Short jokes
I know a woman who owns a taser. -- She's stunning!
Yo mama so ugly when her parents had a gender reveal party the balloon came out green.
What’s the difference between emos and Hitler?
Hitler didn’t post on social media when he wanted to kill himself.
"Oh daddy," the kid said. "I love you so much!"
"Hey," the man responded. "Until we get the DNA test results, I'm just Harry to you!"
Horror movies don't scare me. 5 missed calls from my mum scares me.
So there was this kid being bullied by four other kids. I decided to step in.
He didn’t stand a chance against the five of us.
I spy with my little eye nothing because I only have two normal-sized eyes.

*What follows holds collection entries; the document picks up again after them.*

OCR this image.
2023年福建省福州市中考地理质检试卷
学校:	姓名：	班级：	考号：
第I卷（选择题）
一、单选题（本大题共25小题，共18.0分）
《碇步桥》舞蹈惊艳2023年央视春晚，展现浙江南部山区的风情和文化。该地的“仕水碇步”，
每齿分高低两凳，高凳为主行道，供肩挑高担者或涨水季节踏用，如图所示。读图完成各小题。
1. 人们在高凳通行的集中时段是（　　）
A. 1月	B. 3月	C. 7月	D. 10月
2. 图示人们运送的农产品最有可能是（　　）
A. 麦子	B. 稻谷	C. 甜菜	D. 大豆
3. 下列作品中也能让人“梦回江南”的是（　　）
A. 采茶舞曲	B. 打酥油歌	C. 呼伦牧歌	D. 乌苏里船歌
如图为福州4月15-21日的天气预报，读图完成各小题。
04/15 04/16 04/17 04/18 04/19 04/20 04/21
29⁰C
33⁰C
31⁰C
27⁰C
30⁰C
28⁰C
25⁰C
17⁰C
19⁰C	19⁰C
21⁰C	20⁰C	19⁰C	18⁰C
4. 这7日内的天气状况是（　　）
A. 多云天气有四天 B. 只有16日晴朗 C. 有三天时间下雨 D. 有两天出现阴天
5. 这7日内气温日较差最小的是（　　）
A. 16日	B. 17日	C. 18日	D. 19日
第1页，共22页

Why can't college students take exams at the zoo?
Too many cheetahs!
What did the mother cow say to the baby cow?
"It's pasture bed time."
Son: Dad, do you remember your first blowjob?
Dad: Ohhh yeah, I do!
Son: How did it taste?
Dad: Get out.
Better call NASA and tell them there are only going to be 7 planets after I destroy URANUS.
Moms have Mother's Day and dads have Father's Day. What do single guys have?
Palm Sunday.
Where do you learn to make ice cream? -- Sundae school.
PP almighty stabeth thy! Then my sister said, "Just put it in."
Why is rape worse than death?
Because dead people get way more attention.
What is the difference between a suicidal person and you? None, you are both dead on the inside.
Name something you practiced kissing on as a kid.
Sister. SWEET HOME ALABAMA!
Sunday was a sad day, but yesterday was a sadder day.
I got a pen for my baby sister. Best trade I made so far.
This is not even a joke, it's a serious question... Is eating ass considered cannibalism?